Swedish companies can now slash several hundred kilograms carbon dioxide emissions per ton from the concrete manufacturing process. New high-tech innovation paired with solutions from the old Roman Empire lies behind this reduction.
Everywhere you turn you find things made with one of the oldest building materials in the world: concrete. Concrete is tough and durable, which means that it can be used in everything from high-rise buildings to railway bridges – but there is a problem: as it is manufactured today concrete generates extremely high carbon dioxide emissions.
– The greatest challenge lies in the production of the cement that acts as a binding agent in the concrete, explains Eric Jacobson, Chief Commercial Officer at SaltX Technology, a Swedish greentech company.
– Concrete mostly consists of gravel, sand and water, but an essential ingredient is Portland cement, a type of adhesive that binds everything together and hardens the mix.
The main ingredient in classic Portland cement is calcinated limestone, hydraulic lime, or calcium oxide, and this is the root of the problem. Partly because extremely high temperatures are required to fire the kilns where the limestone is burned, something that is difficult to achieve without using fossil fuels, and partly because lime contains extremely large amounts of carbon dioxide.
– Half the weight of limestone is carbon dioxide. Burning two tons of limestone gives you one ton of calcium oxide and one ton of carbon dioxide, and when you think about how much concrete and thus cement is used across the world, you realize the extent of the problem!

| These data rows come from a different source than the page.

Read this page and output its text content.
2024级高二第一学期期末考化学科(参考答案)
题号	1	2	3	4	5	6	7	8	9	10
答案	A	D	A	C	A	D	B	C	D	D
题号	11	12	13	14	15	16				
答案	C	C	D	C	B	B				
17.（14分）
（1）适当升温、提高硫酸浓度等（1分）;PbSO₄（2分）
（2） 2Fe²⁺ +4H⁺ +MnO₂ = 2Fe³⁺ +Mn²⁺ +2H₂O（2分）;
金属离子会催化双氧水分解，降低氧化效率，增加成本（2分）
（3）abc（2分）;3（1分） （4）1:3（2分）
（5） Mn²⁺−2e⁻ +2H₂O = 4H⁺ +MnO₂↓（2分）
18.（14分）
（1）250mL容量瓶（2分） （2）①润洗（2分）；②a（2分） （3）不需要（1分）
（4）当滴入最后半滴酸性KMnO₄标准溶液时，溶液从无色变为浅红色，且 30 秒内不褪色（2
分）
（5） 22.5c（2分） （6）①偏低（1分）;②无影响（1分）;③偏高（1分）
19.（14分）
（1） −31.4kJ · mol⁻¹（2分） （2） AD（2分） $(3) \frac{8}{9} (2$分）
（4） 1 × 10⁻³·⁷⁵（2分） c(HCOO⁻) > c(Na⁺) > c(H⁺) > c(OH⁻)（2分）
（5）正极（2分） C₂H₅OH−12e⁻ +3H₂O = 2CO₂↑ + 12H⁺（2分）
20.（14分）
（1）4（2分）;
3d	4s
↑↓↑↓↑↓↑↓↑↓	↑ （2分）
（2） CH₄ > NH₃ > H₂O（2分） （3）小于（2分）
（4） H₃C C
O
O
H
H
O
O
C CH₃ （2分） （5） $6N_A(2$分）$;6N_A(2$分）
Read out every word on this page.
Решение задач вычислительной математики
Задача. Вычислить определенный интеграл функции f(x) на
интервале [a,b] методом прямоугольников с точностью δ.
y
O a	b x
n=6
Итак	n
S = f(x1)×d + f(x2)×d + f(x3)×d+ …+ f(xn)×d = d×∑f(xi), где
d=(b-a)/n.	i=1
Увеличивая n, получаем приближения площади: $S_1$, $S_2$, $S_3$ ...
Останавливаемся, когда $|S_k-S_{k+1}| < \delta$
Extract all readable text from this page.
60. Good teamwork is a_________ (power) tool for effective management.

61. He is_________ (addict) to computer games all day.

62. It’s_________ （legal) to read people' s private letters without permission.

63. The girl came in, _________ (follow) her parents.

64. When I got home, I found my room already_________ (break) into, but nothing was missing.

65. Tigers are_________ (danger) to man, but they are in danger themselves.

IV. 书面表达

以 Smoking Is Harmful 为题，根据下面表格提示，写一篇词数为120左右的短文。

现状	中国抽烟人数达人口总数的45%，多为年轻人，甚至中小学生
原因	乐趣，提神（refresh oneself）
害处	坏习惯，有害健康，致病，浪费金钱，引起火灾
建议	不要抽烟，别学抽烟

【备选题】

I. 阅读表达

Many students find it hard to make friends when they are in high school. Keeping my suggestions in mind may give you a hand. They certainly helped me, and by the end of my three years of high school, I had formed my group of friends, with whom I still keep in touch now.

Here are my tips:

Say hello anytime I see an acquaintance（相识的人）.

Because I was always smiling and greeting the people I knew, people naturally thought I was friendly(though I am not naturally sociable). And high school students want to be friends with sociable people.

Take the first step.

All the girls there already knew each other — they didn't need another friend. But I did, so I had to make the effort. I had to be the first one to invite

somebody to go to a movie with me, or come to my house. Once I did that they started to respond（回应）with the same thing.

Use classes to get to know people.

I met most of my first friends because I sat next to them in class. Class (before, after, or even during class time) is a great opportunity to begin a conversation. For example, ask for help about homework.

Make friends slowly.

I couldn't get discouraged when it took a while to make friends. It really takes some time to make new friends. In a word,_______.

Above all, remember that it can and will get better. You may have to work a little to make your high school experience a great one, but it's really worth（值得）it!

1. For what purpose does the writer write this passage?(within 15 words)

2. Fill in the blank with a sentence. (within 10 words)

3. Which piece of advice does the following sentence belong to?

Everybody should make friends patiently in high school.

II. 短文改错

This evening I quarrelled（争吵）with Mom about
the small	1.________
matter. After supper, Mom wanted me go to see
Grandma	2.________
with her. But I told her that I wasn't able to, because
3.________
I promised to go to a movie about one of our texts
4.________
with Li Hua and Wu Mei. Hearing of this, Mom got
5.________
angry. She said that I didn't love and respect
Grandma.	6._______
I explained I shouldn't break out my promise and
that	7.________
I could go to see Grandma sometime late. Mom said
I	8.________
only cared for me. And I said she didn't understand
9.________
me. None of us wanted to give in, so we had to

It wasn’t obvious that SaltX Technology would be the one to come up with a solution. The company was involved in developing large-scale energy storage solutions and adopted lime as a dense thermochemical energy storage medium.
– We looked everywhere for a good way to burn lime using electricity because we want to avoid using fossil fuels. Since we were unable to find a good solution externally, we launched an in-house innovation project, and last winter we were given third-party verification that our process is able to produce calcium oxide of industrial quality and can also be used to carry out pre-calcination adapted for cement manufacture.
SaltX Technology burns the lime using an electrified process that captures and packages the unwanted carbon dioxide directly.
– Many other industrial processes capture the carbon dioxide emissions post-combustion, from the flue gas, but this means you are compelled to initiate a completely new process and only trap about 85 per cent of the carbon dioxide. Our process lets you capture all of it, and this is done directly during production, which is more cost-effective.
Our aspiration now is to play our part in a makeover of the 5,000 cement factories that exist in the world today.
– Then we address the source of the problem, redoing it and doing things properly this time. The technology exists, now we just need to convince the industry that it is a good idea to invest in this solution. Because even if it costs money, it is still significantly cheaper than building facilities to capture carbon dioxide post-combustion.
But reducing carbon dioxide emissions from limestone is only one initiative to reduce concrete’s climate impact. In another part of Sweden, Gothenburg, the Swedish concrete company Thomas Concrete Group has worked since 2012 to find materials that can completely replace cement.
– In the 2000s I worked in London and saw that this trend was on the rise, observes Ingemar Löfgren, head of research and development at the Thomas Concrete Group.
Even earlier, the company had experimented with mixing fly ash, a finely divided residue made from the combustion of pulverized coal, into the concrete to improve technical performance, and in 2012 was able to introduce a concrete where part of the cement was replaced with granulated blast furnace slag, something that halved the climate burden.
But slag is only available in limited quantities, which has led Thomas Concrete Group to draw inspiration from the inventors of concrete – the Roman Empire.
– When the Romans started building in concrete, they utilized volcanic ash taken from the city of Pozzuoli. This is a natural material that is constantly being formed, which is why it is extremely interesting.
Today, Thomas Concrete Group is evaluating and further developing concrete based on a large proportion of volcanic ash. Among other things, the company cooperates with Icelandic suppliers, because in Iceland there is not only a large supply of volcanic ash but also plenty of fossil-free geothermal energy to extract and prepare it.
A ton of cement today emits between 550 and 900 kilos of carbon dioxide, but a ton of volcanic ash emits between 30 and 60 kilos of carbon dioxide, which means that it has a major difference in regards to climate impact.
Another advantage of volcanic ash is that it is relatively easy to fit into the regulations and standards that regulate the use of concrete. And even here, on the administrative side, significant savings in carbon dioxide emissions could be made at present.
– In principle, the major Swedish buyers of concrete only currently demand climate-improved concrete. Unfortunately, there is a tendency to use excessive-quality concrete, i.e., concrete with a higher cement content designed to speed up the curing process. If we were able to optimize this mix ratio and apply the right quality in the right place, we could cut between 20 and 30 per cent of carbon dioxide emissions already today.